Adrienne Celt on Nabokov and the Inspiration for Her Novel
In Conversation with C.P. Lesley on the New Books Network
Zoya Andropova—soon to be known in her adopted country as Zoë Andropov—didn’t ask to be rescued from her Soviet orphanage, even after the arrest of her father, a strong supporter of the very regime that has now taken his life. But rescued she is, by well-meaning Americans, who soon dump her at a wealthy boarding school where she struggles to retain far more than her name. She takes refuge in literature, in particular by the émigré writer Lev (Leo) Orlov, whose science fiction transports her to more satisfying times and places.
So perhaps it is no surprise that when Orlov shows up to teach at the school where Zoya, having nowhere else to go, has moved from student to worker, she tumbles into love with him, ignoring both his advances to the other girls and his very present and controlling wife. Zoya charts the evolution of this romantic triangle in her diary, which we read, interspersed with letters from Lev to his wife.
As Adrienne Celt notes early on, Invitation to a Bonfire (Bloomsbury Publishing, 2019) is inspired by the life of the well-known Russian writer Vladimir Nabokov. But as the story builds, it leaves the details of Nabokov’s life and marriage behind, roaring out of a deliberately quiet academic beginning until it reaches a place that upends much of what we have believed up to that point.
From the episode
C.P. Lesley: What took you from there, from your study of the Russian language, to the story of Zoya and Leo?
Adrienne Celt: Nabokov is the inspiration for that novel. I’ve loved him since I first started reading his work in college. I took a seminar on his novel sin college. At that time—if you read Nabokov’s work, he’s not only this beautiful stylist and moving ethical historical writer, he also comes off as a controlling jerk. And I don’t mean that just as a person; I mean that as a novelist, as the writer-god controlling his characters. I think he’s pretty open about that. He famously said that only Pnin from his novel Pnin and Lolita from his novel Lolita, who are these pretty abject characters, are the only characters he ever wrote whom he respected, because they escaped the boundaries of the story he was telling.
That weird, controlling element of his life, and the fact that his wife Vera was known to be this sort of this ür-wife of artistic wives, who did everything for him—licked his stamps, carried his umbrella, taught his classes—she did so much heavy lifting for him as to allow his artistic freedom to be complete. I found that problematic and troubling and interesting. Then during that seminar, a journalist came to visit our class who had met the Nabokovs in person, and he told us this story—he painted a picture of a man who truly loved and respected his wife, and who knew what he had in this artistic partner. I found that really meaningful.

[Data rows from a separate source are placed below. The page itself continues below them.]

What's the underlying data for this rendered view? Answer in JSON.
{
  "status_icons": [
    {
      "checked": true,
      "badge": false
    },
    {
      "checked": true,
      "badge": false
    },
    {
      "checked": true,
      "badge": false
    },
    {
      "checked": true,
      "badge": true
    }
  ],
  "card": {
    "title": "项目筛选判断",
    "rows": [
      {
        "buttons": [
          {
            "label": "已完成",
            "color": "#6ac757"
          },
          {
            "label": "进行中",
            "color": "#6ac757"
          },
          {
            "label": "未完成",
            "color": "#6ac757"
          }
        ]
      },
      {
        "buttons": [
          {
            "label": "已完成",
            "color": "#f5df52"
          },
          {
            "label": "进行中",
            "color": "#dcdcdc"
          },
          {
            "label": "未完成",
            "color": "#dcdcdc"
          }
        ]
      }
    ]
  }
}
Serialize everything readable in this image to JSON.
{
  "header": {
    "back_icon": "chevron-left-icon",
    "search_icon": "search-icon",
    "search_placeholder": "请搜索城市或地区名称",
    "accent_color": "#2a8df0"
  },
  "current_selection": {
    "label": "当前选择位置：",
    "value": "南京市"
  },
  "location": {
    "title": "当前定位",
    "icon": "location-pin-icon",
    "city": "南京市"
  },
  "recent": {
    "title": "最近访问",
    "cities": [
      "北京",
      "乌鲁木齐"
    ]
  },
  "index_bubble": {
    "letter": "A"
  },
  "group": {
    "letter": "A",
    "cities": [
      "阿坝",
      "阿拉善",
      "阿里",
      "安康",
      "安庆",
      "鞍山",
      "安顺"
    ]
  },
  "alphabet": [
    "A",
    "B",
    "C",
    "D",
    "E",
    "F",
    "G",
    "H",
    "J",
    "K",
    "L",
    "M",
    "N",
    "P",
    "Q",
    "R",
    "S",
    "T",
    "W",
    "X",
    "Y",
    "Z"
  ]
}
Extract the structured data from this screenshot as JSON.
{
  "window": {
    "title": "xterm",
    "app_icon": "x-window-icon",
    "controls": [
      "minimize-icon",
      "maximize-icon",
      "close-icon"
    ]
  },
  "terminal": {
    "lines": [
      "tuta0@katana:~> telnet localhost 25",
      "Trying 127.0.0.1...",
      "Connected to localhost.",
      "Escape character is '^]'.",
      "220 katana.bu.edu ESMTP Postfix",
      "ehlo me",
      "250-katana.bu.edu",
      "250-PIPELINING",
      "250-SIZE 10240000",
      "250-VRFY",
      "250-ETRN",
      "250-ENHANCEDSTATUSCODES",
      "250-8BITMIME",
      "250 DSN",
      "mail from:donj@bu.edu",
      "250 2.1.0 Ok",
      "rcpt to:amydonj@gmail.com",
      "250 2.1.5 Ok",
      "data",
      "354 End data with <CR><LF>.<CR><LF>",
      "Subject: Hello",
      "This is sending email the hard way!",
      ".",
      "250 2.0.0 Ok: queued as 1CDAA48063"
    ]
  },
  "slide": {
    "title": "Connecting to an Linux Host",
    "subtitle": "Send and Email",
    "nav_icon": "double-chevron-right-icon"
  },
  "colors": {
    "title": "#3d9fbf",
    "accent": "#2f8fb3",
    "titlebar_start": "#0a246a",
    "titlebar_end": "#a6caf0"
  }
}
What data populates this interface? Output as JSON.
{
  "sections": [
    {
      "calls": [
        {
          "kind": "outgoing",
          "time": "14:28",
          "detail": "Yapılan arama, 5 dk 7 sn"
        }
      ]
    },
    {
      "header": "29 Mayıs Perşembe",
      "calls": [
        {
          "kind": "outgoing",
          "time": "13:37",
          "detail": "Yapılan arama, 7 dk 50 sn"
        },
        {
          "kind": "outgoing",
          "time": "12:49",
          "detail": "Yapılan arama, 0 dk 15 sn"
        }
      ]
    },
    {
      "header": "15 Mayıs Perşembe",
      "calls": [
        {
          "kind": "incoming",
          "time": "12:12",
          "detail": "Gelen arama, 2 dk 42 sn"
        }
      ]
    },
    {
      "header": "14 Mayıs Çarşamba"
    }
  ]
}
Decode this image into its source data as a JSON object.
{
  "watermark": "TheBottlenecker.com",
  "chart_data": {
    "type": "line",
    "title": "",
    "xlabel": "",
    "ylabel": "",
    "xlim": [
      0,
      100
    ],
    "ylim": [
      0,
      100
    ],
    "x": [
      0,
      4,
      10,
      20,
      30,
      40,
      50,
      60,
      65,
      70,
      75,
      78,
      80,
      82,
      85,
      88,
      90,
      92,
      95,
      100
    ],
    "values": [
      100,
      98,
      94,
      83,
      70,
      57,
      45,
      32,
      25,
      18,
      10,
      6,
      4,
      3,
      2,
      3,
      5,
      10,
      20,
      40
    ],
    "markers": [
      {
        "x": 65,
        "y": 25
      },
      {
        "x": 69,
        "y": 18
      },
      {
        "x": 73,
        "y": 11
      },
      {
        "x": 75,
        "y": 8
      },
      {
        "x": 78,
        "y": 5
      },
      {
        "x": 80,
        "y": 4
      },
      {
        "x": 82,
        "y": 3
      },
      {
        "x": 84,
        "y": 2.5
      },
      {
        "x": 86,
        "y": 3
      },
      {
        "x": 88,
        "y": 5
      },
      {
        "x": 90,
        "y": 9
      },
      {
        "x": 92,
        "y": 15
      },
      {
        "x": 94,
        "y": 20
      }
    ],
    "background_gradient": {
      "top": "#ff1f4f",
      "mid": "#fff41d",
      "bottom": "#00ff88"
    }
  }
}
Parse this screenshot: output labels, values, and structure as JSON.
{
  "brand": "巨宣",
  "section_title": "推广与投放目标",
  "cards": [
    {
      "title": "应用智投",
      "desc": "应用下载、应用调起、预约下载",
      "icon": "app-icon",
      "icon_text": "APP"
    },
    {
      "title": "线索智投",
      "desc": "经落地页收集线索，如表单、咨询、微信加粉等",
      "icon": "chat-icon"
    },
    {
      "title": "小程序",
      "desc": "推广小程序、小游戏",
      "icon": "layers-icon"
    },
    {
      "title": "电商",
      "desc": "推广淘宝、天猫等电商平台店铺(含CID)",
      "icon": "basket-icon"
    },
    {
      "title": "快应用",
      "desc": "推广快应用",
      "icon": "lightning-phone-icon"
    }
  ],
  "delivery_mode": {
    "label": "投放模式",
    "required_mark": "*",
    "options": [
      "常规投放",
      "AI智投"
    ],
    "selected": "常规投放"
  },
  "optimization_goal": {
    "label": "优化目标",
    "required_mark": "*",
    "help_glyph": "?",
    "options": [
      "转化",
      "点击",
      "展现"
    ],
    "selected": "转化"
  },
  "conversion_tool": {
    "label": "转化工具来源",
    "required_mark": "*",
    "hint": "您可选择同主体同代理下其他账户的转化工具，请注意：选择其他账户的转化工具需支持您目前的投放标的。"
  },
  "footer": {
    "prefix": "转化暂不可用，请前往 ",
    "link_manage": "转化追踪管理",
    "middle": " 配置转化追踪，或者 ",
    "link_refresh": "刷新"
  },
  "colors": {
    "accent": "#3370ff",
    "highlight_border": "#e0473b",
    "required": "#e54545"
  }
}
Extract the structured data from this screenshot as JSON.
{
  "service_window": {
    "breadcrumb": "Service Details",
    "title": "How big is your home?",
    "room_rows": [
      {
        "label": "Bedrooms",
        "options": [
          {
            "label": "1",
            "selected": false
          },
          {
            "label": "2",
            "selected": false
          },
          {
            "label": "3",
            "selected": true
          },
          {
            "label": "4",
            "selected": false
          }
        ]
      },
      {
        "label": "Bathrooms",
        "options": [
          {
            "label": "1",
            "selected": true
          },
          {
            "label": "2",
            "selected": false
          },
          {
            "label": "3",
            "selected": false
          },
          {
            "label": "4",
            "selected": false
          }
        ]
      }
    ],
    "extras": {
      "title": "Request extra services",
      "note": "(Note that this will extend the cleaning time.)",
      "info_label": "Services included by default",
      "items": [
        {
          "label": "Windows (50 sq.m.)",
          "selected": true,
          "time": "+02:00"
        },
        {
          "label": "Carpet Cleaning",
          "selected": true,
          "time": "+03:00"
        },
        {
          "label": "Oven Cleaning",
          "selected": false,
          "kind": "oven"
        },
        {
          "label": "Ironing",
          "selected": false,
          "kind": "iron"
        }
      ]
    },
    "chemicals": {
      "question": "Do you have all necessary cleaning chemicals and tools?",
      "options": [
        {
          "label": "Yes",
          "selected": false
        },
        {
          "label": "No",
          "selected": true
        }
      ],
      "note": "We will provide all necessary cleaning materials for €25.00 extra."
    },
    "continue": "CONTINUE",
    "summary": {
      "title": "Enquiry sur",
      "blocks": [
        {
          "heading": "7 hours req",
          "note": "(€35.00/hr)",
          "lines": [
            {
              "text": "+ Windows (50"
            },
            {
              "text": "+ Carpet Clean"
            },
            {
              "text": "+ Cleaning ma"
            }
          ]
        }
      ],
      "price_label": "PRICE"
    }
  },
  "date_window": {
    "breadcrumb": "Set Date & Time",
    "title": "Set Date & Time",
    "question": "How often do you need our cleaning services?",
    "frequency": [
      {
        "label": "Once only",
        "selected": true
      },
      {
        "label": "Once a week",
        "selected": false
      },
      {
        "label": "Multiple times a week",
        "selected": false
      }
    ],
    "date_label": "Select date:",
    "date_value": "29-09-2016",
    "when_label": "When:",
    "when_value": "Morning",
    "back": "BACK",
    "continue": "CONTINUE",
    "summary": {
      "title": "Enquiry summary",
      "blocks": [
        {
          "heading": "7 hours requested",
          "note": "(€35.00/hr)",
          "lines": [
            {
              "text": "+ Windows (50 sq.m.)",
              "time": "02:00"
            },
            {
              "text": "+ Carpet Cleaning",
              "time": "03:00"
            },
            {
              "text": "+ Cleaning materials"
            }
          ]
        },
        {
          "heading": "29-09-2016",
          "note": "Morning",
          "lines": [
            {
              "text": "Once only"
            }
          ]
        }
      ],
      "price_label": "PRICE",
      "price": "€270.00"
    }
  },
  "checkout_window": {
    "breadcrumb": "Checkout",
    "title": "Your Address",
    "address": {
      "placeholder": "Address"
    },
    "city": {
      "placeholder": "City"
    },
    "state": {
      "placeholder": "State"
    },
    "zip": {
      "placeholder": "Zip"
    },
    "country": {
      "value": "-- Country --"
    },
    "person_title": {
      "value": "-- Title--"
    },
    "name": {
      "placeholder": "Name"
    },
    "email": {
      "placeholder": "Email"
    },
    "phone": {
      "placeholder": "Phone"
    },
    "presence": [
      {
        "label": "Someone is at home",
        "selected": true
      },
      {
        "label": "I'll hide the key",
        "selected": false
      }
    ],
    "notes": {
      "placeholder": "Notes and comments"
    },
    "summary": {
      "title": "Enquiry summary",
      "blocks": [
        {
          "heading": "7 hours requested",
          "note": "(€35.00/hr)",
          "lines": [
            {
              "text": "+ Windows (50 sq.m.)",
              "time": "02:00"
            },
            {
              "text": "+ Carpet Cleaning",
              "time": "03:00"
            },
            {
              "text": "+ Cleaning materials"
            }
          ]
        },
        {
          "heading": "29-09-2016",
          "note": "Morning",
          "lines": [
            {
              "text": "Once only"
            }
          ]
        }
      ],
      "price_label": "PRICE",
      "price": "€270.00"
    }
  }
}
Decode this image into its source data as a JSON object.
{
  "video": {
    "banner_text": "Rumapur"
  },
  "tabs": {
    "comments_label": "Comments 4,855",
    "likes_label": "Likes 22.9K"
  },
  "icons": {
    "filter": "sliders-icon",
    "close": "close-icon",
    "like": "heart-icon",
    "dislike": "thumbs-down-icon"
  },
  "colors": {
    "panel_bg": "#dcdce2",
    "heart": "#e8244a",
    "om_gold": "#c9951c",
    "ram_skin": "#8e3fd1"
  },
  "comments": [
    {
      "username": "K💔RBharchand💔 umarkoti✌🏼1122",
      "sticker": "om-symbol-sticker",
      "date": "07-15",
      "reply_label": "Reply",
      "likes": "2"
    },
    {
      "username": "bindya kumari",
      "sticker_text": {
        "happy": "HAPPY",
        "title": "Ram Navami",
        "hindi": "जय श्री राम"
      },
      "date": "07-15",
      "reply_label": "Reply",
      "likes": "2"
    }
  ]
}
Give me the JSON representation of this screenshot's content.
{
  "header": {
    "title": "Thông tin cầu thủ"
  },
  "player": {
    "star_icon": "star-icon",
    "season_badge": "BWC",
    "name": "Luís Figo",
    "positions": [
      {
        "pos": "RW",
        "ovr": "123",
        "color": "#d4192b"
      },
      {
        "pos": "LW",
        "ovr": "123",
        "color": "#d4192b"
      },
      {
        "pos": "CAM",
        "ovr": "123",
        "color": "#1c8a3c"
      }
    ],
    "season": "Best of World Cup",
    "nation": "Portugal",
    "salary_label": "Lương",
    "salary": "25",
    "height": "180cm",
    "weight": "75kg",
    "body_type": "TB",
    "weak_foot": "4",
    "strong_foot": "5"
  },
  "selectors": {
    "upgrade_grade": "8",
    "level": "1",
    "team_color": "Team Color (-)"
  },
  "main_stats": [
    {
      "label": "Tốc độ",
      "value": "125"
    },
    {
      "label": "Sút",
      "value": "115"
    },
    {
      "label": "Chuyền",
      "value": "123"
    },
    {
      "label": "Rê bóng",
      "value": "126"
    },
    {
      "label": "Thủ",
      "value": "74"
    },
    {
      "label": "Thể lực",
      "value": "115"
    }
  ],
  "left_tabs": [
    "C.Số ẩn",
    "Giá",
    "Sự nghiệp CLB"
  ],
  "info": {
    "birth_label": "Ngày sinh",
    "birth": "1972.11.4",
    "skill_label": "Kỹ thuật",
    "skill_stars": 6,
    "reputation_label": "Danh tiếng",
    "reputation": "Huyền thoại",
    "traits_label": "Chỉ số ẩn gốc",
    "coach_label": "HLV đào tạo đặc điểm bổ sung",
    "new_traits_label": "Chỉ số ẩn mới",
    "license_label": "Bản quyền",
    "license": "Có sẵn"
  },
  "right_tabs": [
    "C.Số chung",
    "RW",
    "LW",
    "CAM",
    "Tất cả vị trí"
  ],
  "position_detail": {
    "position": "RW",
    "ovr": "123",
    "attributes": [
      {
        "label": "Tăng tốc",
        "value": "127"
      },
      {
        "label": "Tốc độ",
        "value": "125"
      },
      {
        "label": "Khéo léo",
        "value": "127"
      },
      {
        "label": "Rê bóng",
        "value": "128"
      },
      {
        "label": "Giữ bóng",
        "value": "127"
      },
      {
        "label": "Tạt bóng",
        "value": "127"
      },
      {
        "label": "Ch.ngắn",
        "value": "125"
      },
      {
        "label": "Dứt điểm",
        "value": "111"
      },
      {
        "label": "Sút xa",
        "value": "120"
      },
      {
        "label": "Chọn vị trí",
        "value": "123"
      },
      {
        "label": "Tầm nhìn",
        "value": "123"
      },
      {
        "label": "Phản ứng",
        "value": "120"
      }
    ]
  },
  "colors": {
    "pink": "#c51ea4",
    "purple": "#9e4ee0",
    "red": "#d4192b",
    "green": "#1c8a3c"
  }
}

I wanted to believe that that was true, because there are so many great men in art and in history who accomplished something in one field and did something terrible in another. I wanted to believe there was someone uncomplicated who I could love, even though he presents himself as a very complicated man in his work. So I did for many years. And to be clear, he is still one of my very favorite writers and always will be. But later on I read the collected letters of Nabokov and Vera, and it mentioned that he’d had an affair. I was like, what?! He had several affairs, and it really cracked open that view of this man who loved and respected his wife. I took it very personally even though this information had always been out there for me to know if i had wanted to know it. no one promised me anything, no one took anything from me, but it felt like a really personal awakening.